10月6日の参院予算委員会で、国会議員が同僚議員の政治資金パーティーの会費を支払う際に、パーティーを主催した議員側が白紙の領収書を発行し、参加した議員側が日付・宛名・金額を自分で書き込むことが常態化している実態が明らかになった。
共産党の小池晃・書記局長は、稲田朋美防衛相の政治資金収支報告書に添付された領収書を調べたところ、「筆跡鑑定の結果、数字、金額はすべて同一人物の記載であると分かった」と説明。菅義偉官房長官と高市早苗総務相にも同様の事例が見つかったとし、「白紙の領収書に自ら書き込んだのではないか」と追及した。
稲田防衛相(左)と共産党の小池書記局長
■稲田氏「面識あれば、参加者が領収書を書く」 小池氏「そんな領収書は通用しない」
小池氏は稲田氏と菅氏の収支報告書に添付されたパーティー支出の領収書を調査。その結果、同一人物が記入したとみられる領収書が、菅氏は約270枚(1875万円分)、稲田氏は約260枚(520万円分)存在すると指摘した。

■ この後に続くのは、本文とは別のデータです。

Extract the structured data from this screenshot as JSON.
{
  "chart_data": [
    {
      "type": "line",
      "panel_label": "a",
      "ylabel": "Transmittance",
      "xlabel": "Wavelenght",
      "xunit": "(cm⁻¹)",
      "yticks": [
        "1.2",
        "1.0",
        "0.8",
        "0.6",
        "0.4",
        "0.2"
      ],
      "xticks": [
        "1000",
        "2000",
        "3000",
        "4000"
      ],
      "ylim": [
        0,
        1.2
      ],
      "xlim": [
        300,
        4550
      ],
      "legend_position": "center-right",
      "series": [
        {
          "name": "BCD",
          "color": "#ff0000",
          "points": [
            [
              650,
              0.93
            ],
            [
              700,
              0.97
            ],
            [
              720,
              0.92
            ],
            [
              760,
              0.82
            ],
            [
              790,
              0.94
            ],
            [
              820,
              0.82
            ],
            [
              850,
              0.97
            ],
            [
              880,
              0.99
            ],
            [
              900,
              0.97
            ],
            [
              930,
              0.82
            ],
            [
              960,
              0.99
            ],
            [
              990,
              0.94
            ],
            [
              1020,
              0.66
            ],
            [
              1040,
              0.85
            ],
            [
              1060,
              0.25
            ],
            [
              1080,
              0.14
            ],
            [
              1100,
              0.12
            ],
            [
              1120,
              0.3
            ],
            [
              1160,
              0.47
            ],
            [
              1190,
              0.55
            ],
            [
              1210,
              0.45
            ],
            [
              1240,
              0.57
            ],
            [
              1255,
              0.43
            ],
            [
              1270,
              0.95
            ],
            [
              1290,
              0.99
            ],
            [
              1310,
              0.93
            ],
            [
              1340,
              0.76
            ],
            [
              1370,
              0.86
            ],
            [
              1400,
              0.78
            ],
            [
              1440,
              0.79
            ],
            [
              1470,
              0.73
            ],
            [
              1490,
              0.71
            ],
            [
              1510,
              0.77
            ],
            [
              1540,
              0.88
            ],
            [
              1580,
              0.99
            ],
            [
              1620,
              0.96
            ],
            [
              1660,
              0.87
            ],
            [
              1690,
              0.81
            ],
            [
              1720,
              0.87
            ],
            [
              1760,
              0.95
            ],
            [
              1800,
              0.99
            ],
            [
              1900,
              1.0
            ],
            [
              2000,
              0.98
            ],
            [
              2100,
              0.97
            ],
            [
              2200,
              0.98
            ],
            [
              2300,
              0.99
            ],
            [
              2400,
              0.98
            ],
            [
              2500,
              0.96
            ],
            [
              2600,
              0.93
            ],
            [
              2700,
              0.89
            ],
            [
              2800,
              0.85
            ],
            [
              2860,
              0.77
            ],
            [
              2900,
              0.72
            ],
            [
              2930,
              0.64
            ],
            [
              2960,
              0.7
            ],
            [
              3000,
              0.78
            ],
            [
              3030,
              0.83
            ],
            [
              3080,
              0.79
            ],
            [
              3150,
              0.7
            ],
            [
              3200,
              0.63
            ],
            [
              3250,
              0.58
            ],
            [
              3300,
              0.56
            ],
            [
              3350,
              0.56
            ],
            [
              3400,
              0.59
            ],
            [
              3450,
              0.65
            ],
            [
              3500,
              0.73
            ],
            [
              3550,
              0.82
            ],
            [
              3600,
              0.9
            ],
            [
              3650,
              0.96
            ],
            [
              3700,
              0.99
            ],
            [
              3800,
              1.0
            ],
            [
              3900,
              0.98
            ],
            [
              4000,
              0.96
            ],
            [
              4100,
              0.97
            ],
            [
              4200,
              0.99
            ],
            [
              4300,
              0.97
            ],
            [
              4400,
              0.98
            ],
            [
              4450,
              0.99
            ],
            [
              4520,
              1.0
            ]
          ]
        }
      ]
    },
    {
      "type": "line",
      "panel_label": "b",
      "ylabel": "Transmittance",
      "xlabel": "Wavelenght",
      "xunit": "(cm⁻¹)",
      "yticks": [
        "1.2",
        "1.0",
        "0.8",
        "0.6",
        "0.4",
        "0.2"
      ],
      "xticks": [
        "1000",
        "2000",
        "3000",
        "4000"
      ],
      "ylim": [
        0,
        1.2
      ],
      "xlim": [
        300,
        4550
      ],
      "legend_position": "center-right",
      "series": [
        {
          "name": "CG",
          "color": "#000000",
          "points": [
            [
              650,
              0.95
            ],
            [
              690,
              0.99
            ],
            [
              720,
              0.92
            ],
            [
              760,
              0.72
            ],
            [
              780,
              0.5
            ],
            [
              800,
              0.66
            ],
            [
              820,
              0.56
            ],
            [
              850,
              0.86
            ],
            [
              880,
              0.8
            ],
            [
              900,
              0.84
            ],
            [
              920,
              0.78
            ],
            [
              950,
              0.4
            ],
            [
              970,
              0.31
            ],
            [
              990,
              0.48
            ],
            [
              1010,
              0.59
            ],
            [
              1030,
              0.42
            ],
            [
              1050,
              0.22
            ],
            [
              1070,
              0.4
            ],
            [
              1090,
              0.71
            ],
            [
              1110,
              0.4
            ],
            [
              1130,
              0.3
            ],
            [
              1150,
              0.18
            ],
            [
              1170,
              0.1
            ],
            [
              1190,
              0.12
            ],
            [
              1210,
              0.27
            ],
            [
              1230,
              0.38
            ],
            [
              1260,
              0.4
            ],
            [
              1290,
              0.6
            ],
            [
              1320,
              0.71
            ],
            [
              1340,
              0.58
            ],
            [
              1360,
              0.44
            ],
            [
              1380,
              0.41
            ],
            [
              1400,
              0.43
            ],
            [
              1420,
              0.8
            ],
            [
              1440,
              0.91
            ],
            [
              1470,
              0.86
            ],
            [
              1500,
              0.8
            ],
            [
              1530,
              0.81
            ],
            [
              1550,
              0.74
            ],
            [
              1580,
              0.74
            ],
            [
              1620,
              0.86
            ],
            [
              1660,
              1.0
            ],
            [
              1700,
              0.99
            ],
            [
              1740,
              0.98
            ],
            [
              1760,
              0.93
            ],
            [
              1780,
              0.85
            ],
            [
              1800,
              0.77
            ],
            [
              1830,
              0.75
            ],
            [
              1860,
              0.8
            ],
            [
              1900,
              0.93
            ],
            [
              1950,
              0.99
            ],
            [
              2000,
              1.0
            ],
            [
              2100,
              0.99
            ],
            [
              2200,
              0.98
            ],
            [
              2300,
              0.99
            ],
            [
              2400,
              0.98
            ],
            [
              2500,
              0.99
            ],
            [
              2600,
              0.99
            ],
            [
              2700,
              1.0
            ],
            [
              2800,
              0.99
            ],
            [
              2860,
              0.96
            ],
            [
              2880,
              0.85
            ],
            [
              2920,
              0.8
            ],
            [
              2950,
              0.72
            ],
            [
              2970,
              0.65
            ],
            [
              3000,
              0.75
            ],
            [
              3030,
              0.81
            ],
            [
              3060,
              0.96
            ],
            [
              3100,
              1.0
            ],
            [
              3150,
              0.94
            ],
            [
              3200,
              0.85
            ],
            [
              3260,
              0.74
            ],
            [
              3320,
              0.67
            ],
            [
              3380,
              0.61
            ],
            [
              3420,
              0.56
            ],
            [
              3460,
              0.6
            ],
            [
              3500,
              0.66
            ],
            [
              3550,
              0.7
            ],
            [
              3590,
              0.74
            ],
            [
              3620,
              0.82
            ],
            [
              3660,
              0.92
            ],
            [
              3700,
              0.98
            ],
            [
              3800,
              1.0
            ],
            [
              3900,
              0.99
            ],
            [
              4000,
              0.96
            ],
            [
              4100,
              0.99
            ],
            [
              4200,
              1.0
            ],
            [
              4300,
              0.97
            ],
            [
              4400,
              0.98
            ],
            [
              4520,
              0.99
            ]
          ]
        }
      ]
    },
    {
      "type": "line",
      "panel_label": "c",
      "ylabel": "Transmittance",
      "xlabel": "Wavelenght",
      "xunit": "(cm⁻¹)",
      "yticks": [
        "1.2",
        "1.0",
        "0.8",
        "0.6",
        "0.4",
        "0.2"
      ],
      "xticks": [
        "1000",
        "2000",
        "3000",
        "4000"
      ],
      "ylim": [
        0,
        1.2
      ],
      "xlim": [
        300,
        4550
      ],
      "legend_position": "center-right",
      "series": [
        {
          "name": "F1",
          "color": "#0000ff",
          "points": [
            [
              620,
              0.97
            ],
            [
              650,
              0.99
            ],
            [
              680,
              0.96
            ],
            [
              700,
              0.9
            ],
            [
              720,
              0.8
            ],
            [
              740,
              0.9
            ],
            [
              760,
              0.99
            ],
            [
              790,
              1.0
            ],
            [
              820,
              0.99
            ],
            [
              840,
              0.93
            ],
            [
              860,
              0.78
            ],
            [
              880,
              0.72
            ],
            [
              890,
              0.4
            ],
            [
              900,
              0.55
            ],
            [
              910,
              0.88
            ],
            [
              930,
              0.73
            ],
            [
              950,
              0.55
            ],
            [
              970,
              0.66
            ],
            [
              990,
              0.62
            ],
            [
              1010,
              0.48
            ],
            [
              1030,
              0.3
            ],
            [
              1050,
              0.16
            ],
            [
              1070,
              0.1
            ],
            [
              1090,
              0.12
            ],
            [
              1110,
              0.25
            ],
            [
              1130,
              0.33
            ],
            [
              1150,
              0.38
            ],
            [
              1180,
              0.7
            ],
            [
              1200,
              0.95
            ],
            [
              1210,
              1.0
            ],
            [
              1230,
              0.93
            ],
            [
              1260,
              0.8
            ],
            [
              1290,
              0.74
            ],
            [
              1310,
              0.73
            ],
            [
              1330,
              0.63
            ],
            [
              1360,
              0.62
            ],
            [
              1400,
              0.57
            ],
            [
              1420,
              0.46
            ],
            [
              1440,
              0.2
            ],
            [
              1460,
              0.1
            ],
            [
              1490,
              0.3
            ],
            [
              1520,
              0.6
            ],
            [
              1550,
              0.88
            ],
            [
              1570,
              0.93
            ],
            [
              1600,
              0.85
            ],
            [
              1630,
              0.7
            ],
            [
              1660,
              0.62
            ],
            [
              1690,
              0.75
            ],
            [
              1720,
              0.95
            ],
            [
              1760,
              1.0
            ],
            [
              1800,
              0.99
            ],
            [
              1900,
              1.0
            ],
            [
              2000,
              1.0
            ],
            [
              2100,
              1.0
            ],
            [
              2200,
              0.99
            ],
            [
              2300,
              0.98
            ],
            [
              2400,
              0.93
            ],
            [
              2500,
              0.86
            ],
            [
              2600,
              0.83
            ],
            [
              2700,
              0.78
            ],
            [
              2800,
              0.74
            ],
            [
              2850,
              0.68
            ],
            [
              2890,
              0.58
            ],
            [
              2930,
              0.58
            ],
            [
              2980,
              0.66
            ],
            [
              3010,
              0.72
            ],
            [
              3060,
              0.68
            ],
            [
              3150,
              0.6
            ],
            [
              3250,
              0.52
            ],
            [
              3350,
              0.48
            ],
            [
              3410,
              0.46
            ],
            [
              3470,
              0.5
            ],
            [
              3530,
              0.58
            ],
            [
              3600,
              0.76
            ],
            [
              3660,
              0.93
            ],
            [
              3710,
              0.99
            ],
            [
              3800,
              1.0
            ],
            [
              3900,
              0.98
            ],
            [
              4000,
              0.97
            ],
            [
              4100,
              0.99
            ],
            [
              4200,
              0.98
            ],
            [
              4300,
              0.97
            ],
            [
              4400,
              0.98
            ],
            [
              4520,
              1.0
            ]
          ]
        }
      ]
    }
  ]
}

稲田氏は「稲田側で日付宛名および金額を記述したものが存在しており、御指摘になったとおり」と小池氏の指摘を認めたが、「数百人規模が参加するパーティーで、祝儀袋を開封して確認した上で宛先や金額を記載すると、受付が混乱するとパーティーの運営に支障が生じる」と釈明に追われた。その上で稲田氏は、「互いに面識のある主催者と参加者の間では主催者側の了解のもと、参加者側が記載することがしばしば行われている」と弁明した。
小池氏は「架空の支払いでないことを証明するのが領収書。みんながやっているからいいんでしょって、子供の言い訳。領収書の要件を満たしてないのでは」「今聞いている中小企業の社長さんたちみんなびっくりですよ。そんな領収書が通用するわけない。こんな馬鹿な話はない」と批判した。
■菅氏「領収書の作成法について規定はない」
菅氏も、自民党議員の政治資金パーティーで会費を支払った際、白紙の領収書を受け取り「菅事務所で日付、宛名、金額を記したものが存在する」と認めた。その一方で、「政治資金規正法上、政治団体が徴収する領収書に際して発行者側の作成法についての規定はない」とし、法的な問題はないと釈明した。金額の水増しについては否定した。
政治資金規正法を所管する高市早苗総務相は「領収書作成方法は法律で規定されておらず、パーティー主催者から了解を得ていれば法律上の問題は生じない」との見解を示したが、小池氏は「政治資金規正法は抜け穴だらけだ」と批判した。